The drug is about to wear off.
What Then?
As more nations seek dollar alternatives, America will become exposed to the simple economic laws of supply and demand. All those unneeded dollars will come flooding back on the market. Dollars that foreigners aren’t able to sell will be spent on snapping up American corporations and income-producing assets. And the dollar’s potency will plunge.
More importantly, the Federal Reserve will no longer be able to prescribe ever increasing amounts of dollars out of thin air to finance unsustainable spending and other “stimulus measures.” A huge chunk of the world market will no longer be locked into using and storing dollars.
When the next financial seizure strikes, the Fed may not be able to do much about it.
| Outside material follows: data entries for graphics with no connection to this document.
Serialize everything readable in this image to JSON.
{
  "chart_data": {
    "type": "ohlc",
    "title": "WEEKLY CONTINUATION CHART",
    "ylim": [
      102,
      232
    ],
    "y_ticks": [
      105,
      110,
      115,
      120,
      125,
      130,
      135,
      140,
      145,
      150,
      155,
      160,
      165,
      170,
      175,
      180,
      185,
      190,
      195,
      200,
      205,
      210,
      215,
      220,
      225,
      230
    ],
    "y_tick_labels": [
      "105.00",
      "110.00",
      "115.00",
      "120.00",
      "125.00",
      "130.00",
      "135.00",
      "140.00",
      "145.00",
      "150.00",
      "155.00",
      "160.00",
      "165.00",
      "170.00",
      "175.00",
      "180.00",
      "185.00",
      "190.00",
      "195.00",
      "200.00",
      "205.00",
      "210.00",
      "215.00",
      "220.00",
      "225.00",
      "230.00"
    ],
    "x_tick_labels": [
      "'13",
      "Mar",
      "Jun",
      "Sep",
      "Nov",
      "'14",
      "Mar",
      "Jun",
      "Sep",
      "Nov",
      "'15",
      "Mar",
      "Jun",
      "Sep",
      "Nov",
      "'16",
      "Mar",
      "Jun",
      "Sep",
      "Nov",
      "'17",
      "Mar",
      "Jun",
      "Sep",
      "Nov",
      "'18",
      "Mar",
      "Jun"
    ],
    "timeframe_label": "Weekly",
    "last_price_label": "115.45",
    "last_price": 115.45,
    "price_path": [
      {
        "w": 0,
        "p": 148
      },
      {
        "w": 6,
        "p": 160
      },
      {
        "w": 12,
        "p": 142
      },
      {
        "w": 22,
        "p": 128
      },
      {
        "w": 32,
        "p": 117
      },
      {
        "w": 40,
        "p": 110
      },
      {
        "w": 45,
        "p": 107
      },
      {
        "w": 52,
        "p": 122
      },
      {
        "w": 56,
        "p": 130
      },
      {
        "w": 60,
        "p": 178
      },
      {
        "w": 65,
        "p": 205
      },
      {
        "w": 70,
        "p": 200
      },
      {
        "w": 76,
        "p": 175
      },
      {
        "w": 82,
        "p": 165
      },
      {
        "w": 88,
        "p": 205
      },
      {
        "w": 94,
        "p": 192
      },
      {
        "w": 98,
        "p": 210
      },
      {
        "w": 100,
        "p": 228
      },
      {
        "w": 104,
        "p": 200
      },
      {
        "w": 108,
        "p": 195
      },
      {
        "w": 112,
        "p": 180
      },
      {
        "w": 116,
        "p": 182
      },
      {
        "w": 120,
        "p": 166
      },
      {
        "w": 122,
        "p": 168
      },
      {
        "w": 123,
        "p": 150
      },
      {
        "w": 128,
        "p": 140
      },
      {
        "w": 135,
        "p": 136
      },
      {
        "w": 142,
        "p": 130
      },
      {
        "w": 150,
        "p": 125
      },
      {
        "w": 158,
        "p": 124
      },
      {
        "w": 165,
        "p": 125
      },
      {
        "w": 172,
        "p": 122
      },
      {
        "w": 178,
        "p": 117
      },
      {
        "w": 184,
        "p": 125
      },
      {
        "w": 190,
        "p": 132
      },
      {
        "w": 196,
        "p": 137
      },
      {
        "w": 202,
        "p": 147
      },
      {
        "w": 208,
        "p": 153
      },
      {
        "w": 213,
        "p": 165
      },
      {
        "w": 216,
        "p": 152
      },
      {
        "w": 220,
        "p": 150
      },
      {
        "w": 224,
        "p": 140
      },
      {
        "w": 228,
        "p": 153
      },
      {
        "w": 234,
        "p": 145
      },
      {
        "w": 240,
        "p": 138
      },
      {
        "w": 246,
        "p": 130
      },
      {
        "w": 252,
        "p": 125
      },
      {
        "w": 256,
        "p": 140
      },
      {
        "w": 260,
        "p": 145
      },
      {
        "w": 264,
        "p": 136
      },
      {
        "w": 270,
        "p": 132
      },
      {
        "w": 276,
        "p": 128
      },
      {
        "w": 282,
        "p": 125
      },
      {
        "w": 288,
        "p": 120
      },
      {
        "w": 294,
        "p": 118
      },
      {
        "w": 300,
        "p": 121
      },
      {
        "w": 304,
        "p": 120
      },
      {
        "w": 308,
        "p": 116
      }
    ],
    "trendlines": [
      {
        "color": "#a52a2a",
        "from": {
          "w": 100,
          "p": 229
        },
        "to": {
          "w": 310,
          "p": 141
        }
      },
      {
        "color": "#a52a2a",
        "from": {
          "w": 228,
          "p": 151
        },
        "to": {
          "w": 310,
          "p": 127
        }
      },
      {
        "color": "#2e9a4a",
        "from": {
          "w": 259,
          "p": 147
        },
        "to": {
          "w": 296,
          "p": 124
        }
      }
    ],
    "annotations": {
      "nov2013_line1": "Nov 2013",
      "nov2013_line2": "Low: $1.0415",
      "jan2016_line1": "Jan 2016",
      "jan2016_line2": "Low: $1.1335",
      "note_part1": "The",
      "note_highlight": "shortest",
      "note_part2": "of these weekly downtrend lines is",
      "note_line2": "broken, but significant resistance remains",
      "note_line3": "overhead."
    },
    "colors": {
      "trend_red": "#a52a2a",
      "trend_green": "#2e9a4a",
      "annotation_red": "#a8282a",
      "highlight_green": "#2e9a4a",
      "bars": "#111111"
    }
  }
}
Printed money will become printed poison. Without global demand for reserve-currency dollars, money printing will cause the value of the dollar to plummet. The value of your savings will evaporate. Interest rates will spike. Credit and loans will become unaffordable, collapsing what is left of America’s consumer economy. Unemployment levels worse than the Great Depression will become a way of life.
When the next crisis strikes—and it is coming—don’t count on the Federal Reserve to medicate our way back out of it. The Fed’s money medicine has succeeded in keeping the American patient alive a bit longer, but the debt disease is still terminal.